Wednesday, February 25, 2009

Deuteronomy chapter 7

vs 1

Seven nations. All larger than Israel. All marked for death. That may not be entirely true - some of these nations might have had land borders that overlapped God's proposed borders for Israel. Nevertheless, seven nations are marked for destruction of some sort by God, and Israel is his weapon of choice. It would have been a scary, or at least terrible, prospect. Even to think it could be done in one generation so that your kids could live peacefully would have been generous.

vs 2

It sounds harsh. You can't read that, especially knowing that destroy them totally means "often with fire", and not think that this is harsh. And this is so rare an occurrence that to think God requires such an act is all the more unbearable. But it reveals a full picture of God. You cannot understand the willingness of God to allow people to spend eternity without him, if you do not see his willingness to judge the unrighteous in this world too. That doesn't make it a pretty picture, but it is expressive.

vs 3

If you can't make a pact with them, you certainly can't intermarry! But God knows what is coming, and therefore he makes every step clear, so that Israel knows full well when they have crossed the line, and they can see it in black and white.

vs 4

Because God knows full well that people will turn their backs on his decrees for a bit of tail. I know that's making light of it, and I know full well that it's not just a sexual thing, but a family pressure thing and an immediate devotion thing and so on. But the fact is that whether tail, family, whatever - they are easy distractions from God and his laws and obedience to them.
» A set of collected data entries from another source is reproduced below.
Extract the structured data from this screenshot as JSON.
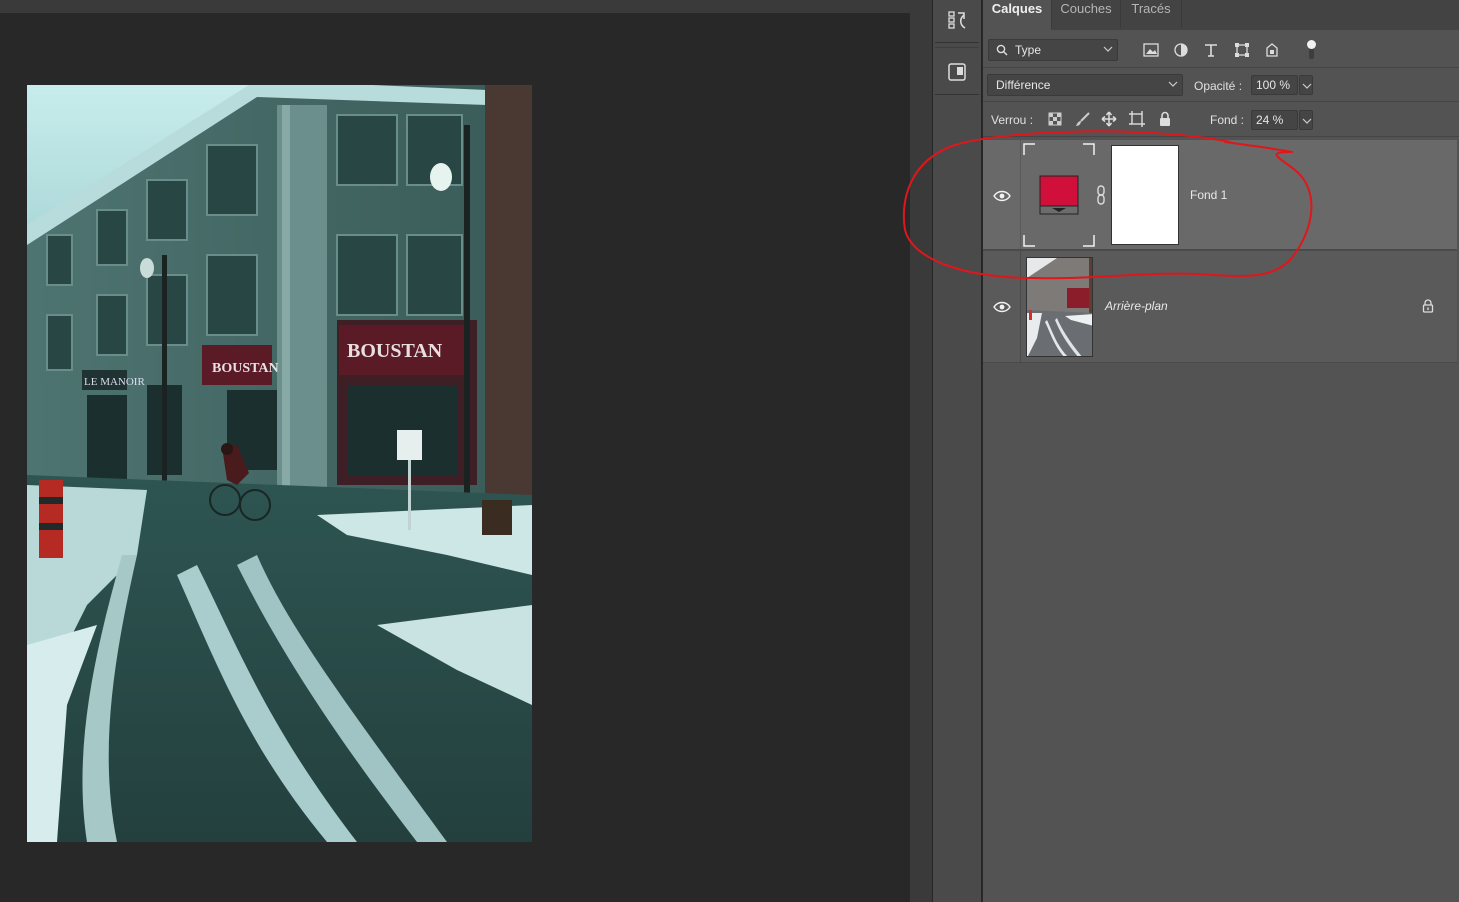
{
  "tabs": [
    {
      "label": "Calques",
      "active": true
    },
    {
      "label": "Couches",
      "active": false
    },
    {
      "label": "Tracés",
      "active": false
    }
  ],
  "filter": {
    "label": "Type",
    "icon": "search-icon"
  },
  "filter_icons": [
    "image-filter-icon",
    "adjustment-filter-icon",
    "type-filter-icon",
    "shape-filter-icon",
    "smart-object-filter-icon",
    "filter-toggle-icon"
  ],
  "blend_mode": {
    "value": "Différence"
  },
  "opacity": {
    "label": "Opacité :",
    "value": "100 %"
  },
  "lock": {
    "label": "Verrou :",
    "icons": [
      "lock-transparency-icon",
      "lock-pixels-icon",
      "lock-position-icon",
      "lock-artboard-icon",
      "lock-all-icon"
    ]
  },
  "fill": {
    "label": "Fond :",
    "value": "24 %"
  },
  "layers": [
    {
      "name": "Fond 1",
      "selected": true,
      "visible": true,
      "fill_color": "#d0103a",
      "has_mask": true
    },
    {
      "name": "Arrière-plan",
      "selected": false,
      "visible": true,
      "locked": true
    }
  ],
  "colors": {
    "accent_fill": "#d0103a",
    "annotation": "#e0161b",
    "panel_bg": "#535353",
    "canvas_bg": "#282828"
  }
}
The marriage connection is just that strong - it can pull someone away from God.

vs 5

In other words, don't just leave them there to remind you, "Oooh, so that's what they used to do. I wonder what that's like." Idolatry might be more subtle in the west, but thankfully we can look at Israel and see just how crazy stupid it is - I mean, why go worship at an Asherah pole or a foreign altar when you've seen God give you victory?
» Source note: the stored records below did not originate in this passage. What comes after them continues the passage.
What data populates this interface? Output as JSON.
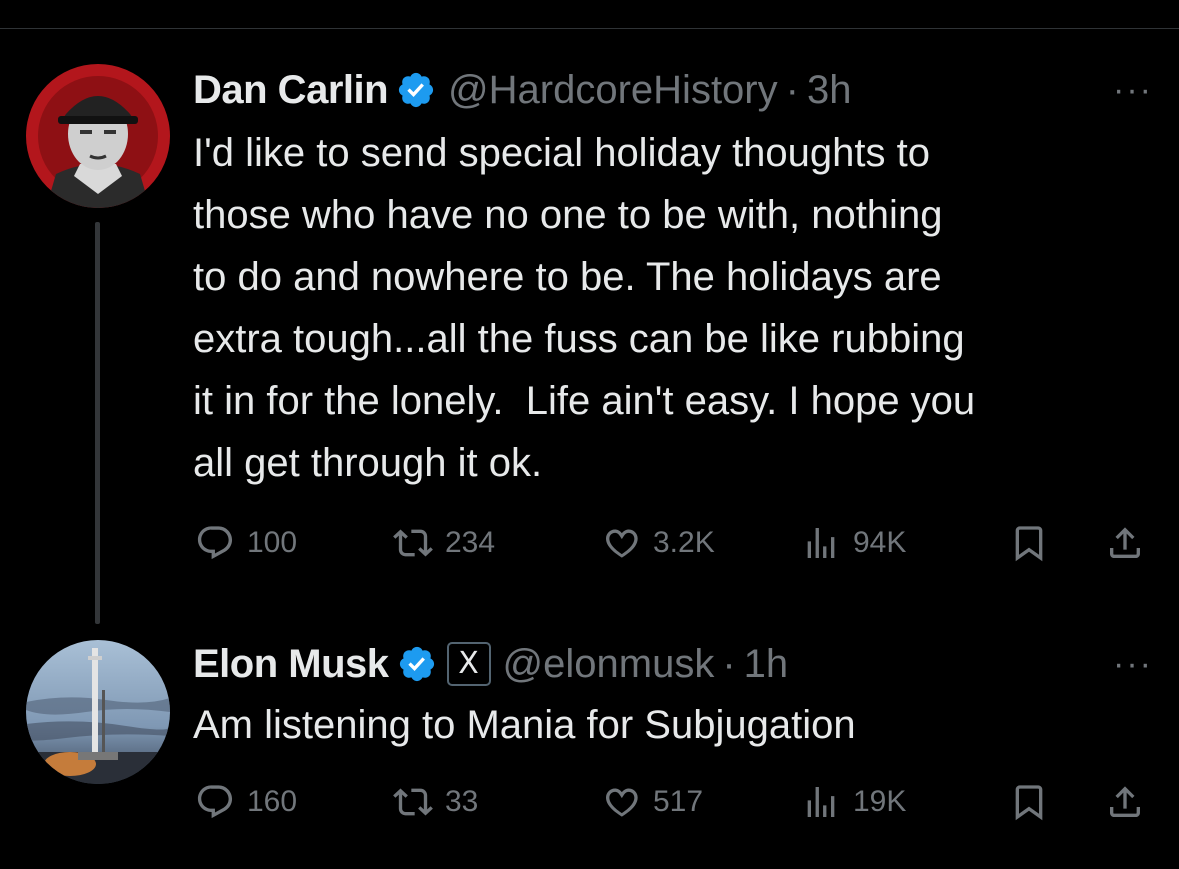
{
  "tweets": [
    {
      "author": "Dan Carlin",
      "handle": "@HardcoreHistory",
      "separator": "·",
      "time": "3h",
      "more": "···",
      "text": "I'd like to send special holiday thoughts to\nthose who have no one to be with, nothing\nto do and nowhere to be. The holidays are\nextra tough...all the fuss can be like rubbing\nit in for the lonely.  Life ain't easy. I hope you\nall get through it ok.",
      "replies": "100",
      "reposts": "234",
      "likes": "3.2K",
      "views": "94K"
    },
    {
      "author": "Elon Musk",
      "badge": "X",
      "handle": "@elonmusk",
      "separator": "·",
      "time": "1h",
      "more": "···",
      "text": "Am listening to Mania for Subjugation",
      "replies": "160",
      "reposts": "33",
      "likes": "517",
      "views": "19K"
    }
  ],
  "colors": {
    "background": "#000000",
    "text": "#e7e9ea",
    "muted": "#71767b",
    "verified": "#1d9bf0"
  },
  "icons": [
    "reply-icon",
    "repost-icon",
    "like-icon",
    "views-icon",
    "bookmark-icon",
    "share-icon",
    "verified-icon",
    "more-icon"
  ]
}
That is of course ignoring the whole practice that surrounded the religion too. You simply have to factor in the enjoyment of sacrifices and shrine prostitution, I think. Although it doesn't get mentioned often,

vs 6

This was God's plan - a people for himself. And as such, God takes a risk in allowing himself be represented by them. It is an important role. God wants them to understand it, value it, and do it.

vs 7

See, God as always has a perfect plan. He wants himself glorified, so in the very picking he chooses a people who can do that simply by something so mundane as their numbers.

vs 8

God's faithfulness is what brought them out of Egypt. Nothing else, certainly nothing to do with Israel as a nation. They did not, after all, pick their ancestors.

vs 9

I think a thousand generations is a fair way of saying "forever". God rewards faithfulness, possibly because it is a mirror of his own ideals and perfection.

vs 10

That this is recorded in a song or poem means it was either a common saying, or it was meant to be remembered and repeated.

Slowness, of course, is always relative. I think you could safely say that the nations that are scheduled for removal fit into this category, but 400 years at least have gone past with little action from God. And while you could say, "Well, when God has made a decision to do something, and when the mercy has run long, then his action is swift." But that seems a bit of a truism, doesn't it?

vs 11

But this reminds us that this isn't a warning to people far off. It is a warning to his own people, Israel! Whom he will have no less compassion for, but judge no less harshly for disobedience.

vs 12

Covenant of love! What a description! This is what keeps it so apart from the other covenants of its day.

vs 13

A good life all around. Today he would bless your shares, your petrol prices, and your market share or something similar. He does this out of love, though, not in a buyback scheme for obedience.

2 comments:

Nina May said...

You simply have to factor in the enjoyment of sacrifices and shrine prostitution, I think. Although it doesn't get mentioned often, [...]

This is either surreally apropos, or you just forgot to finish the sentence. You've piqued my curiosity - what doesn't get mentioned often?

Anonymous said...

Just a typo. Should be a full stop, not a comma. It's the sacrifices and prostitution that don't get mentioned often.